Voltemos aos líderes da corrida. De tempos a tempos, o Jossefa, o Coqueiro de Inhambane, liderava a corrida e os seus pés, sobre a pista de alcatrão, pareciam mãos sobre um batuque: vibravam. Mas, quem, de facto, rasgava sem parar, a alta velocidade, a pista em pedaços era Zeca, o Fugitivo dos Barbeiros, um homem cabeludo que já tinha passado por mais de dez clubes de atletismo.
Nas bordas da pista, havia um molho de gente que aplaudia. O Zeca, Fugitivo dos Barbeiros, liderava a corrida; não era preciso binóculos para ver isso. A única coisa que chegava aos seus pés descalços era a enorme sombra do Coqueiro de Inhambane que parecia parada numa rua qualquer de Maxixe.

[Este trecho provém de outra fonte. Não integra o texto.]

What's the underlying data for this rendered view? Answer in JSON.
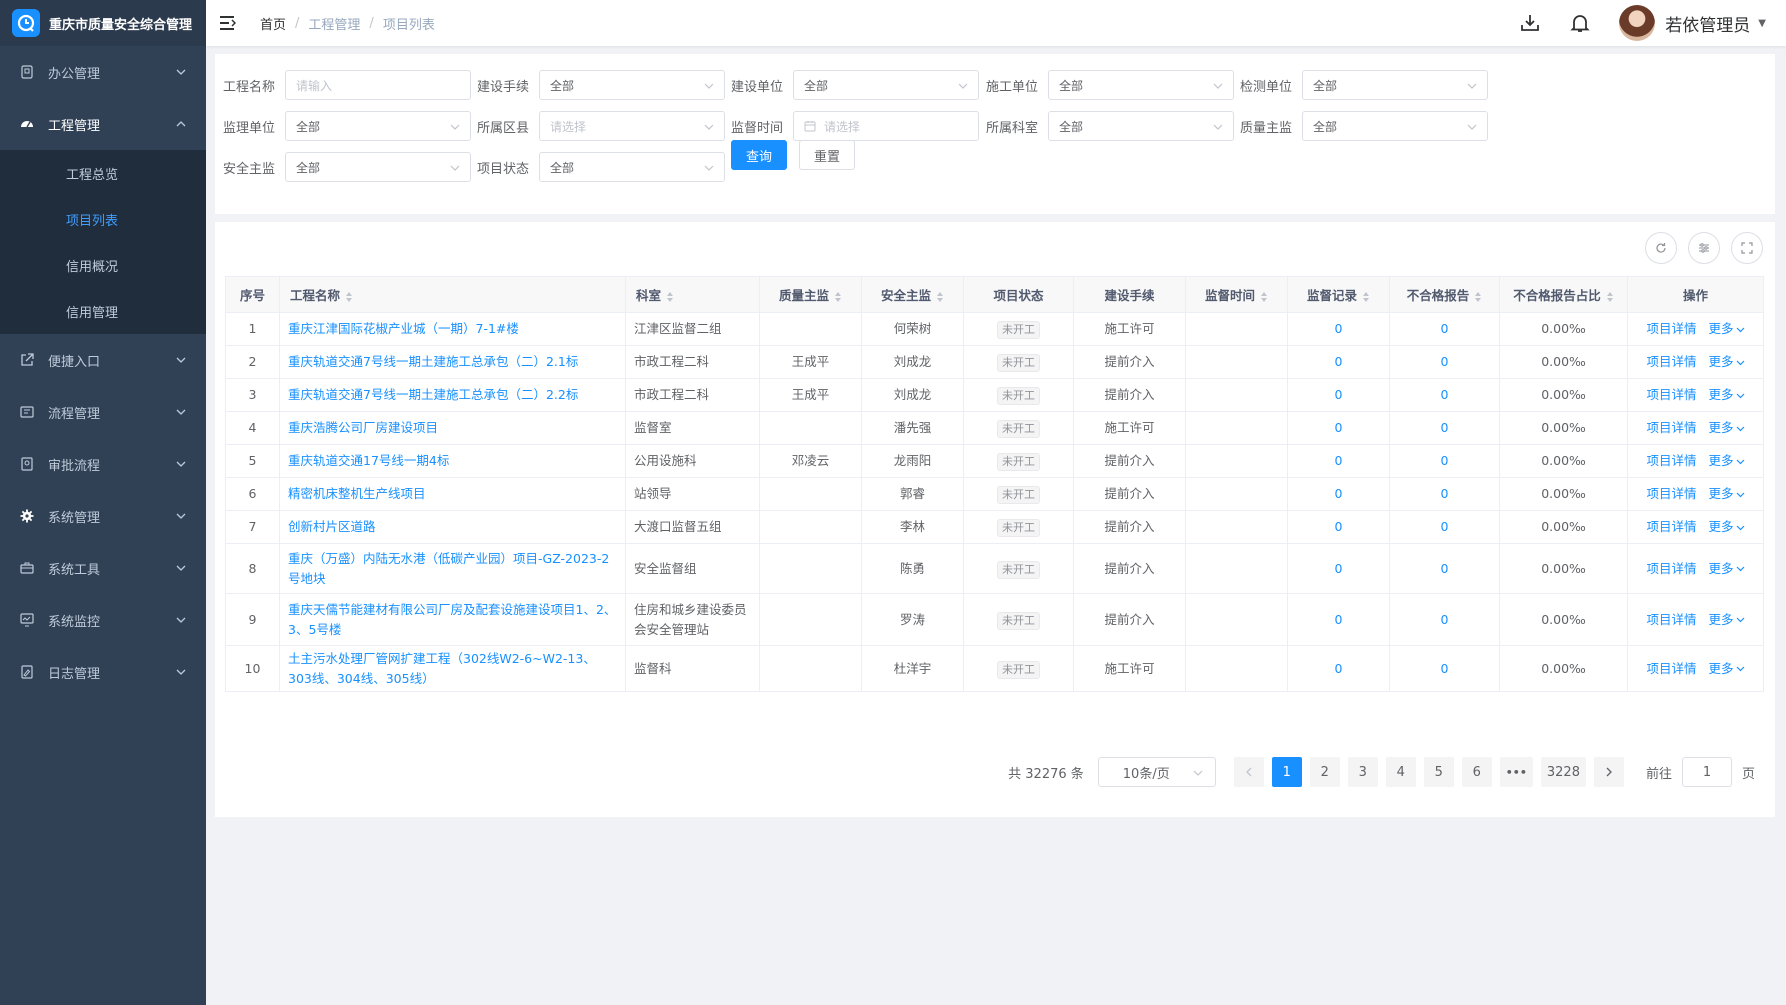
{
  "app": {
    "title": "重庆市质量安全综合管理"
  },
  "sidebar": {
    "items": [
      {
        "label": "办公管理",
        "icon": "monitor-icon",
        "open": false
      },
      {
        "label": "工程管理",
        "icon": "dashboard-icon",
        "open": true,
        "children": [
          {
            "label": "工程总览",
            "active": false
          },
          {
            "label": "项目列表",
            "active": true
          },
          {
            "label": "信用概况",
            "active": false
          },
          {
            "label": "信用管理",
            "active": false
          }
        ]
      },
      {
        "label": "便捷入口",
        "icon": "external-link-icon",
        "open": false
      },
      {
        "label": "流程管理",
        "icon": "workflow-icon",
        "open": false
      },
      {
        "label": "审批流程",
        "icon": "approval-icon",
        "open": false
      },
      {
        "label": "系统管理",
        "icon": "gear-icon",
        "open": false
      },
      {
        "label": "系统工具",
        "icon": "toolbox-icon",
        "open": false
      },
      {
        "label": "系统监控",
        "icon": "monitor-chart-icon",
        "open": false
      },
      {
        "label": "日志管理",
        "icon": "log-icon",
        "open": false
      }
    ]
  },
  "header": {
    "breadcrumb": [
      "首页",
      "工程管理",
      "项目列表"
    ],
    "username": "若依管理员"
  },
  "filters": {
    "row1": [
      {
        "label": "工程名称",
        "value": "",
        "placeholder": "请输入",
        "type": "input"
      },
      {
        "label": "建设手续",
        "value": "全部",
        "type": "select"
      },
      {
        "label": "建设单位",
        "value": "全部",
        "type": "select"
      },
      {
        "label": "施工单位",
        "value": "全部",
        "type": "select"
      },
      {
        "label": "检测单位",
        "value": "全部",
        "type": "select"
      }
    ],
    "row2": [
      {
        "label": "监理单位",
        "value": "全部",
        "type": "select"
      },
      {
        "label": "所属区县",
        "value": "",
        "placeholder": "请选择",
        "type": "select"
      },
      {
        "label": "监督时间",
        "value": "",
        "placeholder": "请选择",
        "type": "date"
      },
      {
        "label": "所属科室",
        "value": "全部",
        "type": "select"
      },
      {
        "label": "质量主监",
        "value": "全部",
        "type": "select"
      }
    ],
    "row3": [
      {
        "label": "安全主监",
        "value": "全部",
        "type": "select"
      },
      {
        "label": "项目状态",
        "value": "全部",
        "type": "select"
      }
    ],
    "query_label": "查询",
    "reset_label": "重置"
  },
  "table": {
    "columns": [
      "序号",
      "工程名称",
      "科室",
      "质量主监",
      "安全主监",
      "项目状态",
      "建设手续",
      "监督时间",
      "监督记录",
      "不合格报告",
      "不合格报告占比",
      "操作"
    ],
    "detail_label": "项目详情",
    "more_label": "更多",
    "rows": [
      {
        "index": "1",
        "name": "重庆江津国际花椒产业城（一期）7-1#楼",
        "dept": "江津区监督二组",
        "quality": "",
        "safety": "何荣树",
        "status": "未开工",
        "procedure": "施工许可",
        "time": "",
        "records": "0",
        "failed": "0",
        "ratio": "0.00‰"
      },
      {
        "index": "2",
        "name": "重庆轨道交通7号线一期土建施工总承包（二）2.1标",
        "dept": "市政工程二科",
        "quality": "王成平",
        "safety": "刘成龙",
        "status": "未开工",
        "procedure": "提前介入",
        "time": "",
        "records": "0",
        "failed": "0",
        "ratio": "0.00‰"
      },
      {
        "index": "3",
        "name": "重庆轨道交通7号线一期土建施工总承包（二）2.2标",
        "dept": "市政工程二科",
        "quality": "王成平",
        "safety": "刘成龙",
        "status": "未开工",
        "procedure": "提前介入",
        "time": "",
        "records": "0",
        "failed": "0",
        "ratio": "0.00‰"
      },
      {
        "index": "4",
        "name": "重庆浩腾公司厂房建设项目",
        "dept": "监督室",
        "quality": "",
        "safety": "潘先强",
        "status": "未开工",
        "procedure": "施工许可",
        "time": "",
        "records": "0",
        "failed": "0",
        "ratio": "0.00‰"
      },
      {
        "index": "5",
        "name": "重庆轨道交通17号线一期4标",
        "dept": "公用设施科",
        "quality": "邓凌云",
        "safety": "龙雨阳",
        "status": "未开工",
        "procedure": "提前介入",
        "time": "",
        "records": "0",
        "failed": "0",
        "ratio": "0.00‰"
      },
      {
        "index": "6",
        "name": "精密机床整机生产线项目",
        "dept": "站领导",
        "quality": "",
        "safety": "郭睿",
        "status": "未开工",
        "procedure": "提前介入",
        "time": "",
        "records": "0",
        "failed": "0",
        "ratio": "0.00‰"
      },
      {
        "index": "7",
        "name": "创新村片区道路",
        "dept": "大渡口监督五组",
        "quality": "",
        "safety": "李林",
        "status": "未开工",
        "procedure": "提前介入",
        "time": "",
        "records": "0",
        "failed": "0",
        "ratio": "0.00‰"
      },
      {
        "index": "8",
        "name": "重庆（万盛）内陆无水港（低碳产业园）项目-GZ-2023-2号地块",
        "dept": "安全监督组",
        "quality": "",
        "safety": "陈勇",
        "status": "未开工",
        "procedure": "提前介入",
        "time": "",
        "records": "0",
        "failed": "0",
        "ratio": "0.00‰"
      },
      {
        "index": "9",
        "name": "重庆天儒节能建材有限公司厂房及配套设施建设项目1、2、3、5号楼",
        "dept": "住房和城乡建设委员会安全管理站",
        "quality": "",
        "safety": "罗涛",
        "status": "未开工",
        "procedure": "提前介入",
        "time": "",
        "records": "0",
        "failed": "0",
        "ratio": "0.00‰"
      },
      {
        "index": "10",
        "name": "土主污水处理厂管网扩建工程（302线W2-6~W2-13、303线、304线、305线）",
        "dept": "监督科",
        "quality": "",
        "safety": "杜洋宇",
        "status": "未开工",
        "procedure": "施工许可",
        "time": "",
        "records": "0",
        "failed": "0",
        "ratio": "0.00‰"
      }
    ]
  },
  "pagination": {
    "total_text": "共 32276 条",
    "page_size": "10条/页",
    "pages": [
      "1",
      "2",
      "3",
      "4",
      "5",
      "6"
    ],
    "ellipsis": "•••",
    "last_page": "3228",
    "goto_prefix": "前往",
    "goto_value": "1",
    "goto_suffix": "页"
  },
  "colors": {
    "primary": "#1890ff",
    "sidebar_bg": "#304156",
    "sidebar_text": "#bfcbd9"
  }
}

Quando faltavam poucos quilómetros para a meta, que se chamava Ponta Vermelha da competição, o Coqueiro de Inhambane começou a ser empurrado a velocidade. O Coqueiro de Inhambane avançava, pois a cada curva da pista, sem ninguém, surgia alguém que lhe uma garrafinha de água; o carro que filmava a competição, de quando em quando, dava-lhe uma boleia bem rápida e quando chegasse onde houvesse muita gente era despejado na pista e benzido de água para mostrar a todos que estava a suar de tanto correr.
Zeca, o Fugitivo dos Barbeiros, continuava a correr, a lutar contra o cansaço. Os atletas competiam de pés nus sobre o alcatrão quente, mas Jossefa, o Coqueiro de Inhambane, às escondidas tinha sido colocado dois farrapos de napas nos pés por um delegado da competição que controlava a competição de forma transparente e justa.
Na pista, sem ninguém ver, ainda entrou um massagista para reanimar os músculos do Coqueiro de Inhambane, ainda entrou um nutricionista que entulhou o Coqueiro de Inhambane de vitaminas, ainda deram patins ao Coqueiro de Inhambane e todos viram quando até o relógio foi desacertado para que o Coqueiro de Inhambane batesse o maior recorde nacional.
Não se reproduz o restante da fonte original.